Least Competent Criminals
A 16-year-old boy was arrested in Toronto in February after he emerged from a CIBC bank with about $150,000 in Canadian money stuffed in a sack. Despite numerous Hollywood movies emphasizing the need for speed in a bank robbery, the kid had dawdled inside for more than 45 minutes after the silent alarm had been pressed, collecting cash from the vault, tellers and customers. By the time he walked out, the bank was surrounded by cops.

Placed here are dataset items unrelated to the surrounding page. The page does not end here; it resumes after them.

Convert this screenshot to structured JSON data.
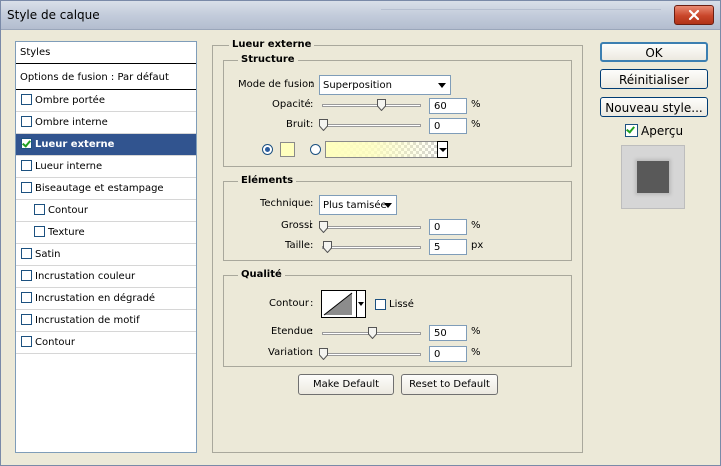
{
  "window": {
    "title": "Style de calque"
  },
  "styles_list": {
    "header": "Styles",
    "blending": "Options de fusion : Par défaut",
    "items": [
      {
        "label": "Ombre portée",
        "checked": false
      },
      {
        "label": "Ombre interne",
        "checked": false
      },
      {
        "label": "Lueur externe",
        "checked": true,
        "selected": true
      },
      {
        "label": "Lueur interne",
        "checked": false
      },
      {
        "label": "Biseautage et estampage",
        "checked": false
      },
      {
        "label": "Contour",
        "checked": false,
        "indent": true
      },
      {
        "label": "Texture",
        "checked": false,
        "indent": true
      },
      {
        "label": "Satin",
        "checked": false
      },
      {
        "label": "Incrustation couleur",
        "checked": false
      },
      {
        "label": "Incrustation en dégradé",
        "checked": false
      },
      {
        "label": "Incrustation de motif",
        "checked": false
      },
      {
        "label": "Contour",
        "checked": false
      }
    ]
  },
  "panel": {
    "title": "Lueur externe",
    "structure": {
      "title": "Structure",
      "blend_mode_label": "Mode de fusion",
      "blend_mode_value": "Superposition",
      "opacity_label": "Opacité",
      "opacity_value": "60",
      "opacity_unit": "%",
      "noise_label": "Bruit",
      "noise_value": "0",
      "noise_unit": "%",
      "color_swatch": "#ffffbe"
    },
    "elements": {
      "title": "Eléments",
      "technique_label": "Technique",
      "technique_value": "Plus tamisée",
      "spread_label": "Grossi",
      "spread_value": "0",
      "spread_unit": "%",
      "size_label": "Taille",
      "size_value": "5",
      "size_unit": "px"
    },
    "quality": {
      "title": "Qualité",
      "contour_label": "Contour",
      "antialias_label": "Lissé",
      "antialias_checked": false,
      "range_label": "Etendue",
      "range_value": "50",
      "range_unit": "%",
      "jitter_label": "Variation",
      "jitter_value": "0",
      "jitter_unit": "%"
    },
    "make_default": "Make Default",
    "reset_default": "Reset to Default"
  },
  "buttons": {
    "ok": "OK",
    "reset": "Réinitialiser",
    "new_style": "Nouveau style..."
  },
  "preview": {
    "label": "Aperçu",
    "checked": true
  },
  "colors": {
    "selection": "#31548f",
    "swatch": "#ffffbe",
    "preview_square": "#595959"
  }
}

Pat Dykstra, 51, of Fox Lake, Wis., was persuaded by bar patrons, including her boyfriend, that she was too drunk to drive, so she decided to take responsibility by calling 911 on her cell phone while drivingto ask that the sheriff send someone to follow her home, according to a January Milwaukee Journal Sentinel story. Dykstra then ended the call by telling the dispatcher how dangerous it is to drive while on a cell phone. When deputies caught up to Dykstra, she registered a 0.14 blood-alcohol reading, well over the maximum permitted.
Update
In February, televangelist Jim Bakker, who lost his Praise The Lord (PTL) ministry in the 1980s following fraud convictions that led to a five-year prison stint, began broadcasting from Morningside, in southern Missouri. His new religious development bears a strong resemblance to PTL's Heritage USA project. According to a February report in the St. Louis Post- Dispatch, “hundreds” of Heritage contributors gave money yet again, despite the fact that each lost 99% of the value of their $1,000 investments. Some people even signed over their $6.54 restitution checks (following the fraud settlement) to Bakker's new venture. The newspaper, observing Bakker's debut from the new studio, noted that the first appeal for donations did not come until 41 minutes into the show.